Lisa Williams’s “Becoming Again a Threshold” captures a feeling of being stretched over a decision, over time, over space—a sense I get from the poetry in this issue:
Though it is like nakedness
in an empty room, to linger
without choosing one, to linger
because you have to choose.
that rapid begin.
In Albert Abonado’s piece, “Grandfather as a Boy Beneath the Floor” waits until the Americans and their “mouths / full of serpents” leave. And in “Cyclops,” Tyler Mills reminds us that “The more a thing is investigated, / the more it burns. Light on paper.”
While most of the issue is poetry, the prose is where it really glimmers. Not having given octopi more than a second thought before, Anne Valente’s “Mollusk, Membrane, Human Heart” had the tiny octopus’s tentacles wrapped around my own heart in an instant. It is a heart wrenching story about a man named Walter whose job is to help raise octopi for research. His boss wants to illegally test on these babies to “find the origins of love”:
But they’re not ready yet. Walter dropped his briefcase and stared at the small octopus, their tentacles shuddering. They’re still babies.
All the better. Dr. Carver pulled the needle from the fishbowl. Now we can see how love begins.
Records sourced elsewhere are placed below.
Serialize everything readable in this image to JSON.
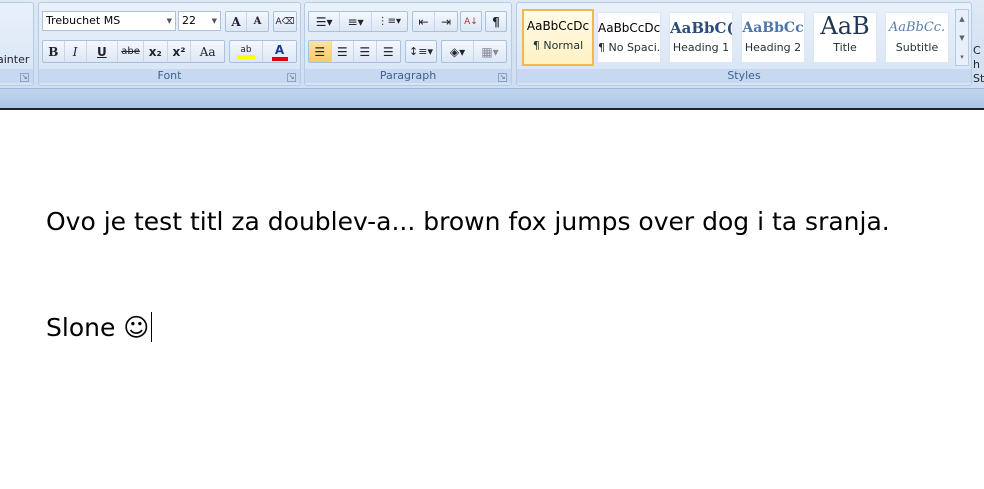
{
  "clipboard": {
    "painter_label": "ainter"
  },
  "font": {
    "label": "Font",
    "font_name": "Trebuchet MS",
    "font_size": "22",
    "bold": "B",
    "italic": "I",
    "underline": "U",
    "strike": "abe",
    "subscript": "x₂",
    "superscript": "x²",
    "change_case": "Aa",
    "grow": "A",
    "shrink": "A",
    "highlight": "ab",
    "font_color": "A",
    "highlight_color": "#ffff00",
    "font_color_value": "#e00000"
  },
  "paragraph": {
    "label": "Paragraph",
    "sort": "A↓",
    "pilcrow": "¶"
  },
  "styles": {
    "label": "Styles",
    "items": [
      {
        "preview": "AaBbCcDc",
        "name": "¶ Normal"
      },
      {
        "preview": "AaBbCcDc",
        "name": "¶ No Spaci..."
      },
      {
        "preview": "AaBbC(",
        "name": "Heading 1"
      },
      {
        "preview": "AaBbCc",
        "name": "Heading 2"
      },
      {
        "preview": "AaB",
        "name": "Title"
      },
      {
        "preview": "AaBbCc.",
        "name": "Subtitle"
      }
    ],
    "change_styles": "Ch St"
  },
  "document": {
    "line1": "Ovo je test titl za doublev-a... brown fox jumps over dog i ta sranja.",
    "line2": "Slone ☺"
  }
}
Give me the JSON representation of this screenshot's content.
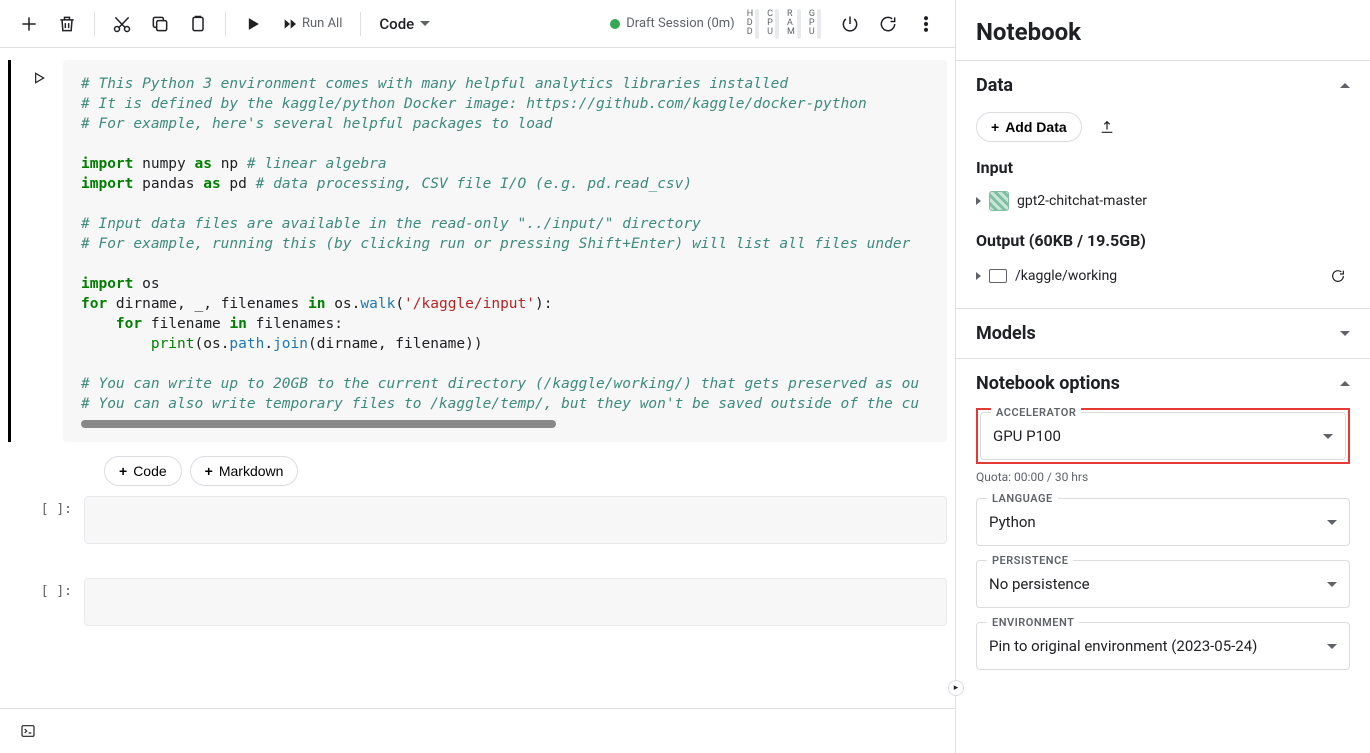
{
  "toolbar": {
    "run_all": "Run All",
    "cell_type": "Code",
    "session": "Draft Session (0m)",
    "meters": [
      "HDD",
      "CPU",
      "RAM",
      "GPU"
    ]
  },
  "add": {
    "code": "Code",
    "markdown": "Markdown"
  },
  "cells": {
    "prompt_empty": "[ ]:"
  },
  "code": {
    "c1": "# This Python 3 environment comes with many helpful analytics libraries installed",
    "c2": "# It is defined by the kaggle/python Docker image: https://github.com/kaggle/docker-python",
    "c3": "# For example, here's several helpful packages to load",
    "imp": "import",
    "as": "as",
    "numpy": " numpy ",
    "np": " np ",
    "c_la": "# linear algebra",
    "pandas": " pandas ",
    "pd": " pd ",
    "c_dp": "# data processing, CSV file I/O (e.g. pd.read_csv)",
    "c4": "# Input data files are available in the read-only \"../input/\" directory",
    "c5": "# For example, running this (by clicking run or pressing Shift+Enter) will list all files under ",
    "os": " os",
    "for": "for",
    "in": "in",
    "walk_line": " dirname, _, filenames ",
    "os_walk": " os.",
    "walk": "walk",
    "str_path": "'/kaggle/input'",
    "colon_close": "):",
    "for2_pre": "    ",
    "for2_mid": " filename ",
    "for2_end": " filenames:",
    "print_indent": "        ",
    "print": "print",
    "print_mid": "(os.",
    "path": "path",
    "dot": ".",
    "join": "join",
    "print_end": "(dirname, filename))",
    "c6": "# You can write up to 20GB to the current directory (/kaggle/working/) that gets preserved as ou",
    "c7": "# You can also write temporary files to /kaggle/temp/, but they won't be saved outside of the cu",
    "open_paren": "("
  },
  "sidebar": {
    "title": "Notebook",
    "data": "Data",
    "add_data": "Add Data",
    "input": "Input",
    "input_item": "gpt2-chitchat-master",
    "output": "Output (60KB / 19.5GB)",
    "output_item": "/kaggle/working",
    "models": "Models",
    "options": "Notebook options",
    "accel_label": "ACCELERATOR",
    "accel_value": "GPU P100",
    "quota": "Quota: 00:00 / 30 hrs",
    "lang_label": "LANGUAGE",
    "lang_value": "Python",
    "persist_label": "PERSISTENCE",
    "persist_value": "No persistence",
    "env_label": "ENVIRONMENT",
    "env_value": "Pin to original environment (2023-05-24)"
  }
}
While Dr. Carver tries to discover how love begins in an octopus, Walter finds love in the octopi, more love and attachment than he may at first have realized. The language, the story, and the imagery are gracefully done in this piece, instantly enthusing me share it with everyone I knew that appreciates a good read.
Also compelling was “The Plexiglas Lanes” by Michael Cooper in which two boys make a bet over who can sleep with the other’s mother first. This, of course, ruins their friendship but takes them on an adventure they didn’t expect, one involving a Chinese buffet, an old radio tower, and an alligator. That might sound like the set-up for a joke, but this story is worth much more than that, as is the whole issue.